In 2018, few women took the medication in the first six months after having a child; There were fewer than five recipes for every 10,000 new mothers. By mid-2022, that number had increased to 34 prescriptions per 10,000 new mothers, and by mid-2024 it had jumped to 173 prescriptions per 10,000, or nearly 2 percent of postpartum mothers. Most women were over 30 years old and two thirds had more than one child. The majority were overweight, but they did not have diabetes and had no history of taking the medication known as GLP-1, the researchers wrote.
“In a period characterized by natural weight loss and significant hormonal changes, this was unexpected,” said Mette Bliddal, a pharmacologist and researcher at the University of Southern Denmark in Odense, Denmark, and lead author of the study.
The new study was published online Monday in JAMA Network Open.
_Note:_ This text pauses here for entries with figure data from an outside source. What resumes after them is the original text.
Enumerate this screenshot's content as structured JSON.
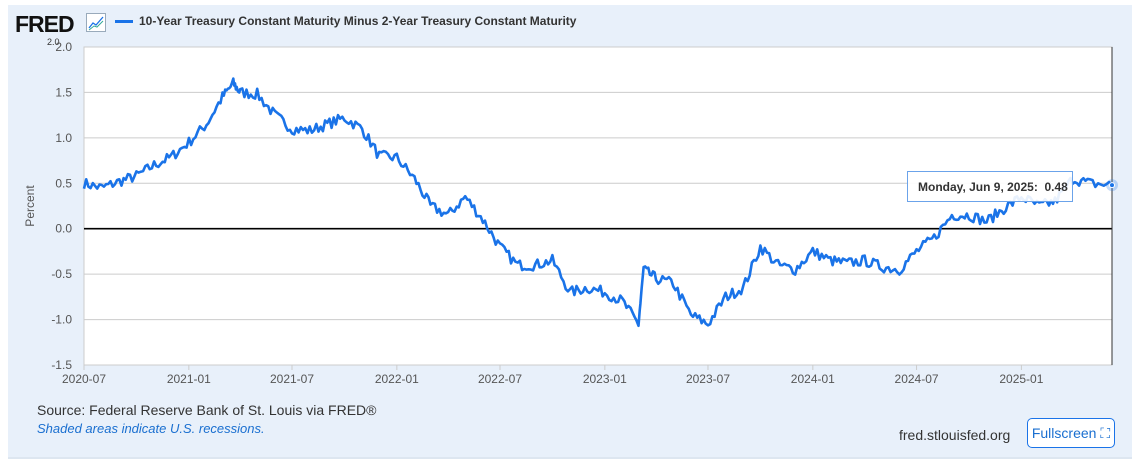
{
  "header": {
    "logo": "FRED",
    "logo_version": "2.0",
    "logo_icon": "chart-line-icon"
  },
  "footer": {
    "source": "Source: Federal Reserve Bank of St. Louis via FRED®",
    "recessions_note": "Shaded areas indicate U.S. recessions.",
    "site": "fred.stlouisfed.org",
    "fullscreen_label": "Fullscreen",
    "fullscreen_icon": "expand-icon"
  },
  "tooltip": {
    "date": "Monday, Jun 9, 2025:",
    "value": "0.48"
  },
  "chart_data": {
    "type": "line",
    "title": "",
    "xlabel": "",
    "ylabel": "Percent",
    "ylim": [
      -1.5,
      2.0
    ],
    "xlim": [
      "2020-07-01",
      "2025-06-09"
    ],
    "grid": true,
    "legend": "top-left",
    "color": "#1a73e8",
    "yticks": [
      "2.0",
      "1.5",
      "1.0",
      "0.5",
      "0.0",
      "-0.5",
      "-1.0",
      "-1.5"
    ],
    "xticks": [
      "2020-07",
      "2021-01",
      "2021-07",
      "2022-01",
      "2022-07",
      "2023-01",
      "2023-07",
      "2024-01",
      "2024-07",
      "2025-01"
    ],
    "series": [
      {
        "name": "10-Year Treasury Constant Maturity Minus 2-Year Treasury Constant Maturity",
        "x": [
          "2020-07-01",
          "2020-08-01",
          "2020-09-01",
          "2020-10-01",
          "2020-11-01",
          "2020-12-01",
          "2021-01-01",
          "2021-02-01",
          "2021-03-01",
          "2021-03-20",
          "2021-04-01",
          "2021-05-01",
          "2021-06-01",
          "2021-07-01",
          "2021-08-01",
          "2021-09-01",
          "2021-10-01",
          "2021-11-01",
          "2021-12-01",
          "2022-01-01",
          "2022-02-01",
          "2022-03-01",
          "2022-04-01",
          "2022-05-01",
          "2022-06-01",
          "2022-07-01",
          "2022-08-01",
          "2022-09-01",
          "2022-10-01",
          "2022-11-01",
          "2022-12-01",
          "2023-01-01",
          "2023-02-01",
          "2023-03-01",
          "2023-03-10",
          "2023-04-01",
          "2023-05-01",
          "2023-06-01",
          "2023-07-01",
          "2023-08-01",
          "2023-09-01",
          "2023-10-01",
          "2023-11-01",
          "2023-12-01",
          "2024-01-01",
          "2024-02-01",
          "2024-03-01",
          "2024-04-01",
          "2024-05-01",
          "2024-06-01",
          "2024-07-01",
          "2024-08-01",
          "2024-09-01",
          "2024-10-01",
          "2024-11-01",
          "2024-12-01",
          "2025-01-01",
          "2025-02-01",
          "2025-03-01",
          "2025-04-01",
          "2025-05-01",
          "2025-06-09"
        ],
        "values": [
          0.5,
          0.45,
          0.52,
          0.58,
          0.7,
          0.79,
          0.95,
          1.15,
          1.45,
          1.6,
          1.5,
          1.48,
          1.25,
          1.1,
          1.08,
          1.15,
          1.22,
          1.1,
          0.8,
          0.78,
          0.55,
          0.25,
          0.15,
          0.35,
          0.1,
          -0.2,
          -0.4,
          -0.4,
          -0.35,
          -0.7,
          -0.65,
          -0.7,
          -0.8,
          -1.05,
          -0.45,
          -0.55,
          -0.6,
          -0.95,
          -1.05,
          -0.75,
          -0.65,
          -0.2,
          -0.4,
          -0.45,
          -0.25,
          -0.35,
          -0.38,
          -0.35,
          -0.42,
          -0.45,
          -0.25,
          -0.1,
          0.15,
          0.15,
          0.08,
          0.22,
          0.35,
          0.25,
          0.3,
          0.55,
          0.5,
          0.48
        ]
      }
    ]
  }
}
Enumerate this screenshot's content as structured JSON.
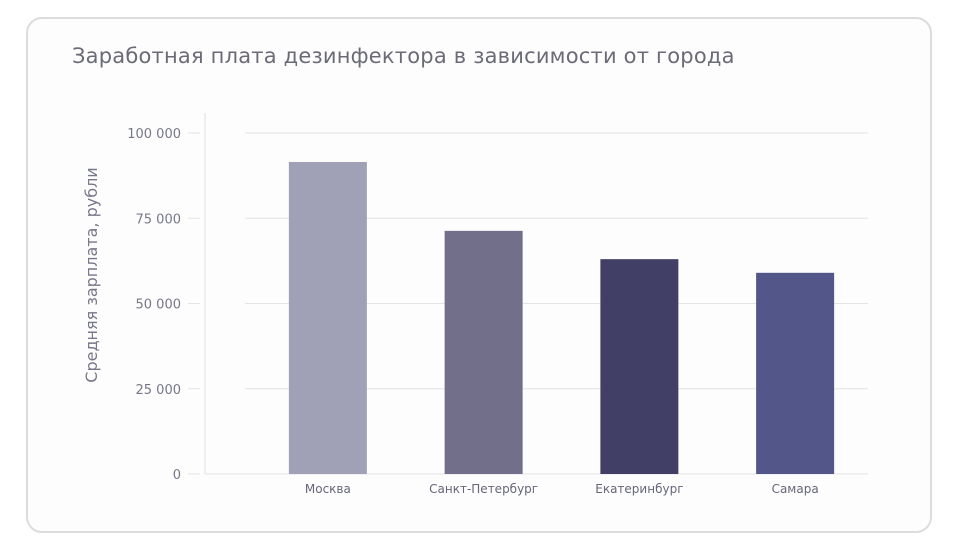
{
  "chart_data": {
    "type": "bar",
    "title": "Заработная плата дезинфектора в зависимости от города",
    "xlabel": "",
    "ylabel": "Средняя зарплата, рубли",
    "categories": [
      "Москва",
      "Санкт-Петербург",
      "Екатеринбург",
      "Самара"
    ],
    "values": [
      91500,
      71300,
      63000,
      59000
    ],
    "colors": [
      "#a0a0b6",
      "#716f8a",
      "#413f66",
      "#525689"
    ],
    "ylim": [
      0,
      100000
    ],
    "yticks": [
      0,
      25000,
      50000,
      75000,
      100000
    ],
    "ytick_labels": [
      "0",
      "25 000",
      "50 000",
      "75 000",
      "100 000"
    ],
    "grid": true,
    "legend": "none"
  }
}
The analysis examined GLP-1 drug use after 382,277 pregnancies in Denmark from early 2018 to June 2024. Researchers linked the Danish medical birth register with the country’s national prescription register, allowing the identification of every live birth and every postpartum prescription of a GLP-1 drug.
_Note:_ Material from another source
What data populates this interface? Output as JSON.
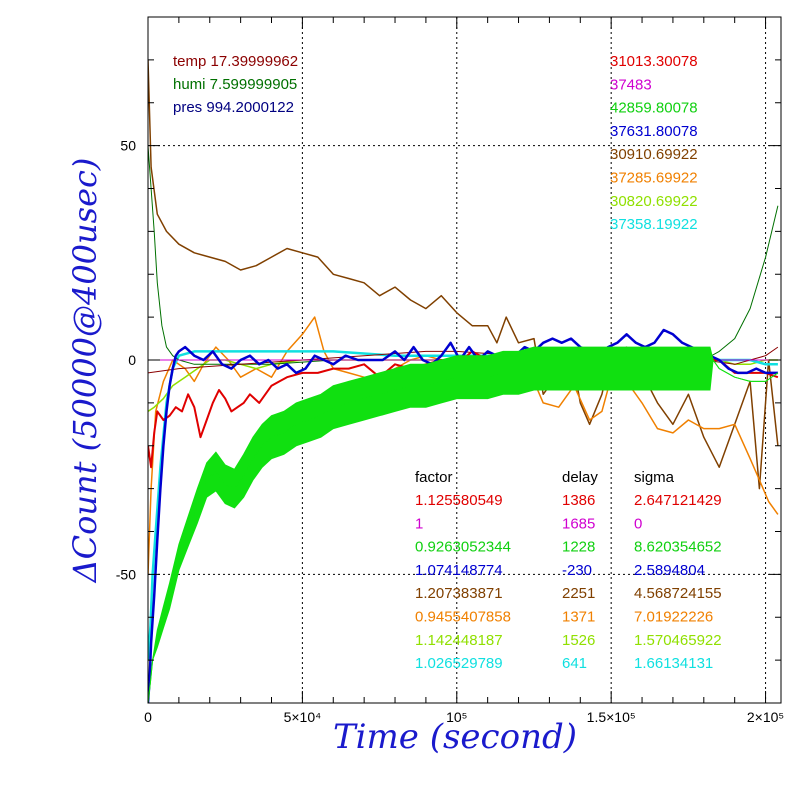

Although semaglutide, the active ingredient in Wegovy and Ozempic, helps with weight loss, little is known about the drug’s effects after childbirth, when new mothers experience hormonal changes.
There is limited evidence of the drug’s safety for breast-feeding infants: semaglutide has not been detected in breast milk in measurable amounts and no adverse effects have been observed in breast-fed infants of mothers who took it. However, very few studies have been conducted and the long-term effects on a baby’s developing metabolism, pancreas, and growth are unknown.
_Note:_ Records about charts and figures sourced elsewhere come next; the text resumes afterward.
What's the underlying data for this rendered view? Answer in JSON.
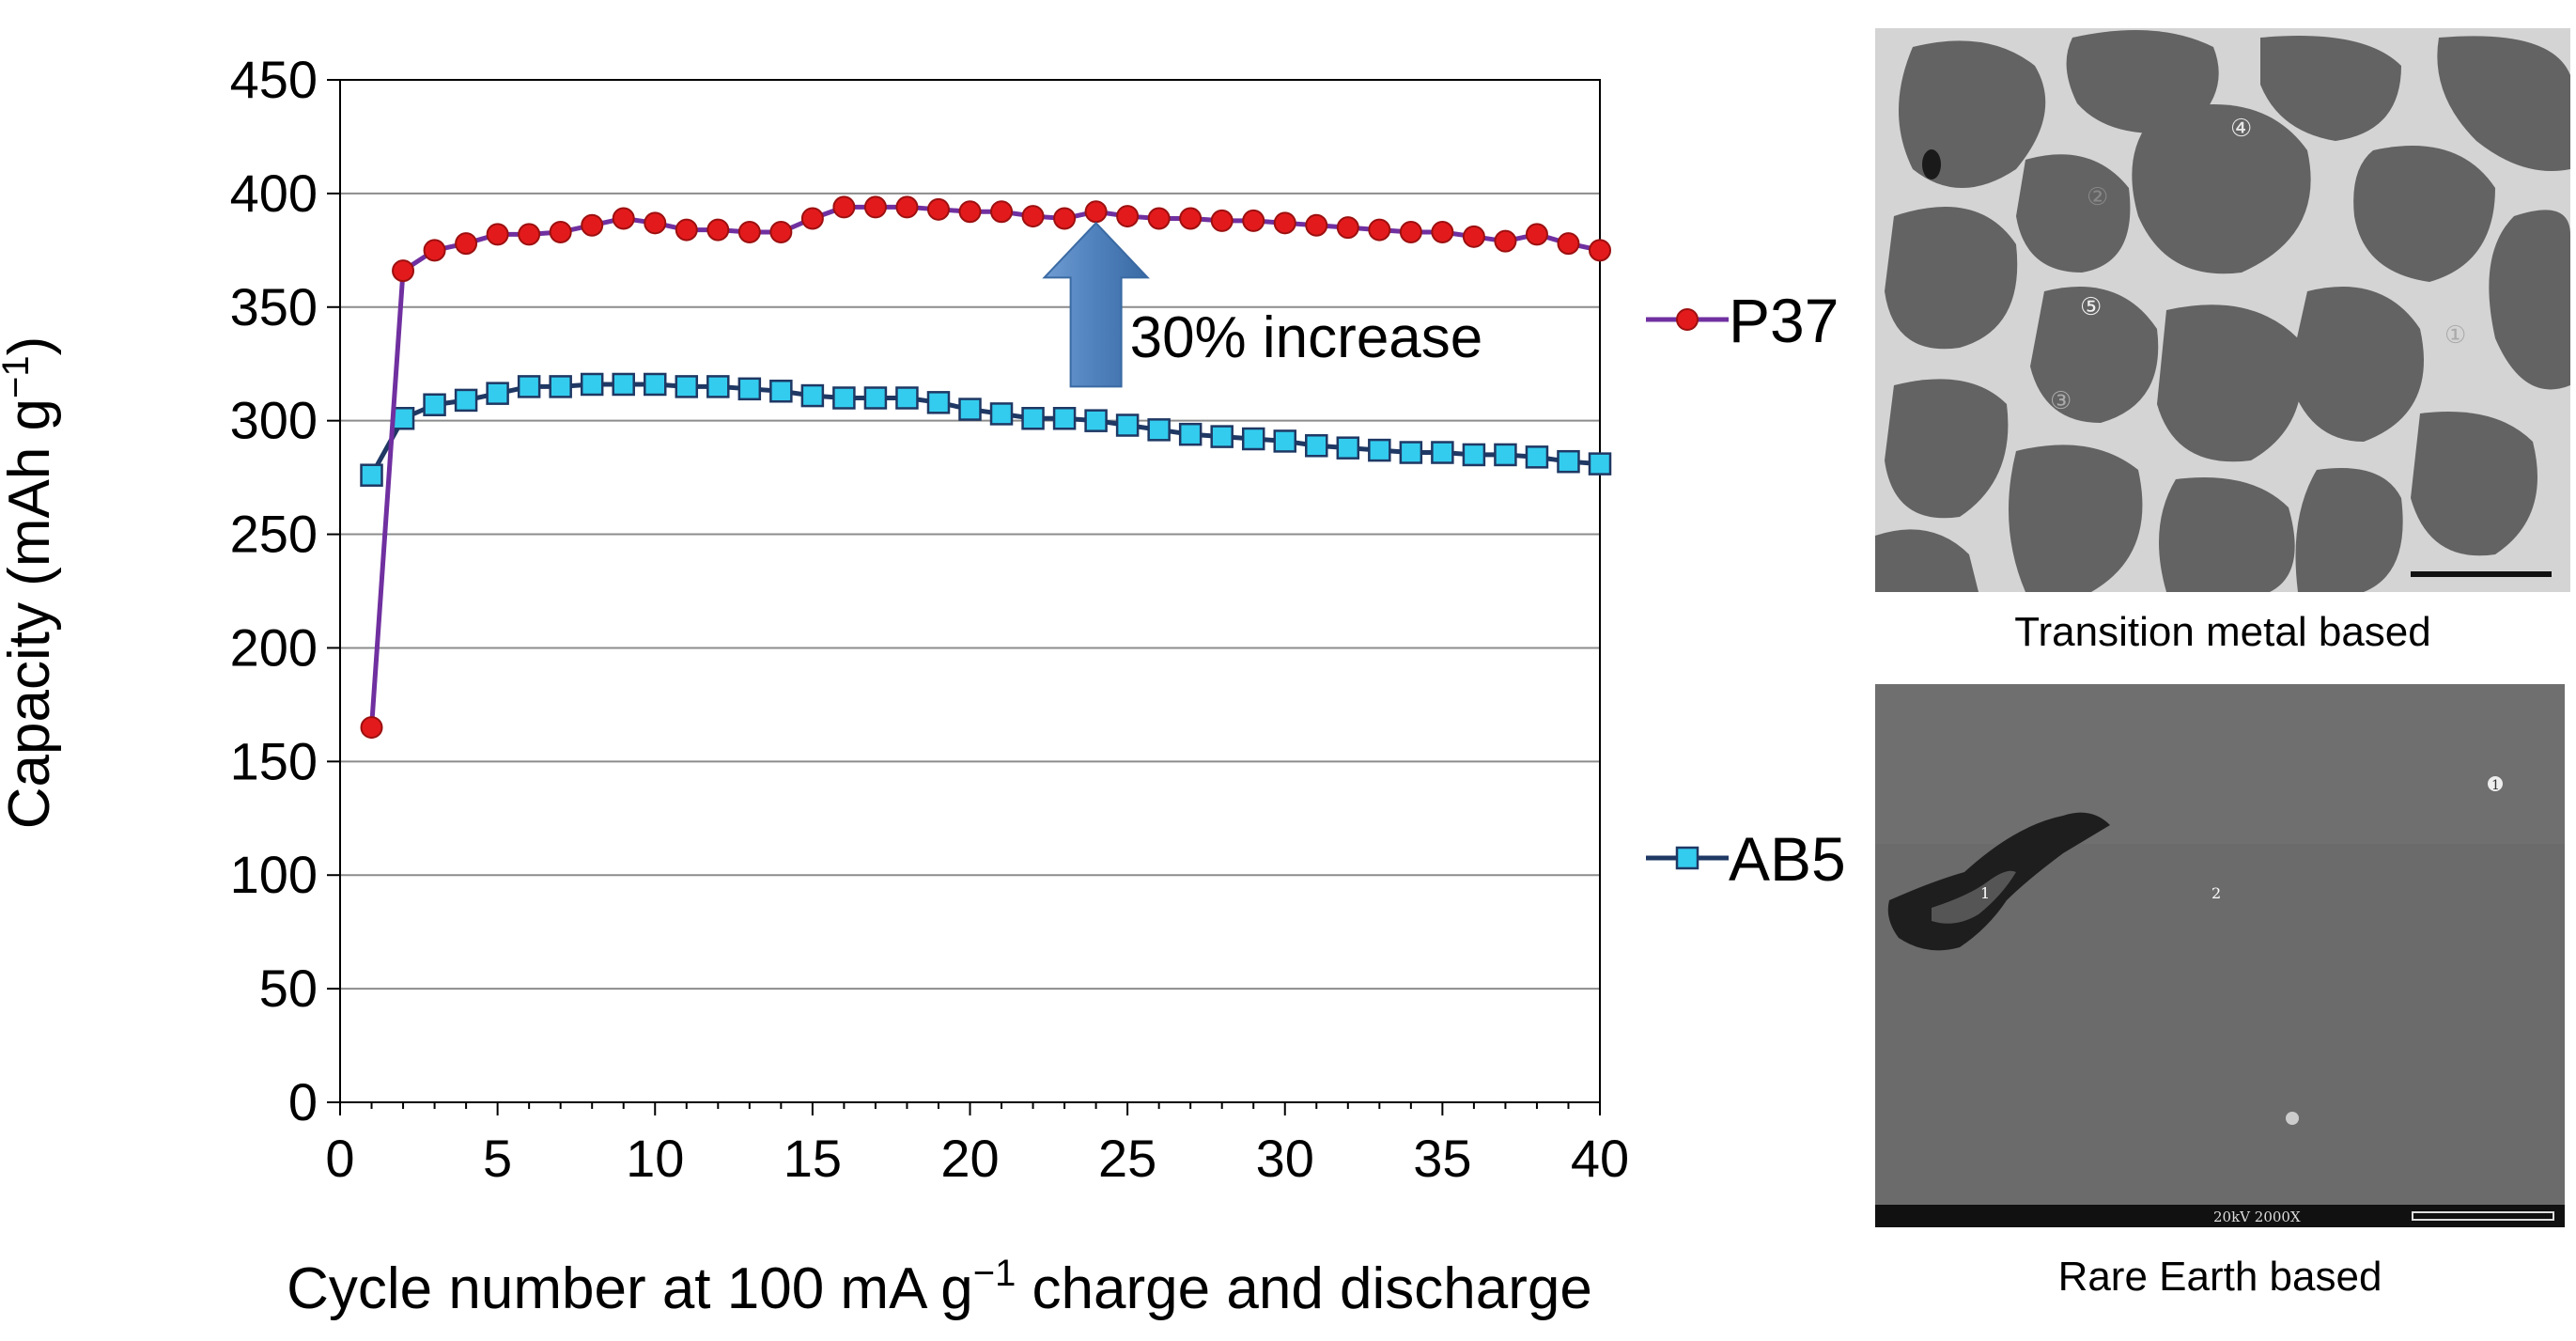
{
  "chart_data": {
    "type": "line",
    "xlabel_main": "Cycle number at 100 mA g",
    "xlabel_sup": "−1",
    "xlabel_rest": " charge and discharge",
    "ylabel_main": "Capacity (mAh g",
    "ylabel_sup": "−1",
    "ylabel_rest": ")",
    "xlim": [
      0,
      40
    ],
    "ylim": [
      0,
      450
    ],
    "x_ticks": [
      "0",
      "5",
      "10",
      "15",
      "20",
      "25",
      "30",
      "35",
      "40"
    ],
    "y_ticks": [
      "0",
      "50",
      "100",
      "150",
      "200",
      "250",
      "300",
      "350",
      "400",
      "450"
    ],
    "x_tick_values": [
      0,
      5,
      10,
      15,
      20,
      25,
      30,
      35,
      40
    ],
    "y_tick_values": [
      0,
      50,
      100,
      150,
      200,
      250,
      300,
      350,
      400,
      450
    ],
    "x": [
      1,
      2,
      3,
      4,
      5,
      6,
      7,
      8,
      9,
      10,
      11,
      12,
      13,
      14,
      15,
      16,
      17,
      18,
      19,
      20,
      21,
      22,
      23,
      24,
      25,
      26,
      27,
      28,
      29,
      30,
      31,
      32,
      33,
      34,
      35,
      36,
      37,
      38,
      39,
      40
    ],
    "series": [
      {
        "name": "P37",
        "line_color": "#7030a0",
        "marker_color": "#e31a1c",
        "marker": "circle",
        "values": [
          165,
          366,
          375,
          378,
          382,
          382,
          383,
          386,
          389,
          387,
          384,
          384,
          383,
          383,
          389,
          394,
          394,
          394,
          393,
          392,
          392,
          390,
          389,
          392,
          390,
          389,
          389,
          388,
          388,
          387,
          386,
          385,
          384,
          383,
          383,
          381,
          379,
          382,
          378,
          375
        ]
      },
      {
        "name": "AB5",
        "line_color": "#1f3864",
        "marker_color": "#33ccee",
        "marker": "square",
        "values": [
          276,
          301,
          307,
          309,
          312,
          315,
          315,
          316,
          316,
          316,
          315,
          315,
          314,
          313,
          311,
          310,
          310,
          310,
          308,
          305,
          303,
          301,
          301,
          300,
          298,
          296,
          294,
          293,
          292,
          291,
          289,
          288,
          287,
          286,
          286,
          285,
          285,
          284,
          282,
          281
        ]
      }
    ],
    "annotation": {
      "text": "30% increase",
      "arrow_x": 24,
      "arrow_from": 315,
      "arrow_to": 387,
      "arrow_color": "#4f81bd"
    },
    "legend_placement": "right"
  },
  "micrographs": {
    "top_caption": "Transition metal based",
    "bottom_caption": "Rare Earth based",
    "top_markers": [
      "④",
      "②",
      "⑤",
      "①",
      "③"
    ],
    "bottom_markers": [
      "1",
      "2",
      "1"
    ],
    "bottom_info": "20kV  2000X"
  }
}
The American College of Obstetricians and Gynecologists has not issued guidelines on the use of drugs for postpartum weight loss because the drugs are so new and the data is insufficient. But First Exposure, a digital information center and research network at the University of Toronto that provides evidence-based information about drug safety during pregnancy, recommends patients avoid taking the drugs while breastfeeding. (First Exposure also recommends not taking the medication during pregnancy and stopping it a month or two before a planned pregnancy.)
Although GLP-1 is unlikely to pass into breast milk at high levels and is most likely broken down in the child’s stomach, the organization recommended caution in a 2024 practice article published in the Canadian Medical Association Journal.
“They tend to be large molecules, and we know that large molecules do not pass efficiently into breast milk,” said Dr. Jonathan S. Zipursky, clinical pharmacologist and toxicologist at the University of Toronto and medical advisor for First Exposure, in an interview.
Still, he said, “I believe they should not be used out of caution when breastfeeding. Not because we know there is a safety signal or evidence of harm, but just because we have such poor data, we suggest avoiding them.”
Another concern is that the medications that suppress appetite could affect the production or nutritional quality of breast milk or cause the mother to become dehydrated.
In the postpartum period, “the body works hard to regain balance,” said Dr. Bliddal. “We simply don’t know how weight loss drugs interact with these processes or whether they might affect normal physiological recovery.”
There is also no data on how the drug might affect the composition of breast milk, she said. “Even small changes in fat or nutrient levels could be important for the infant’s development,” she said.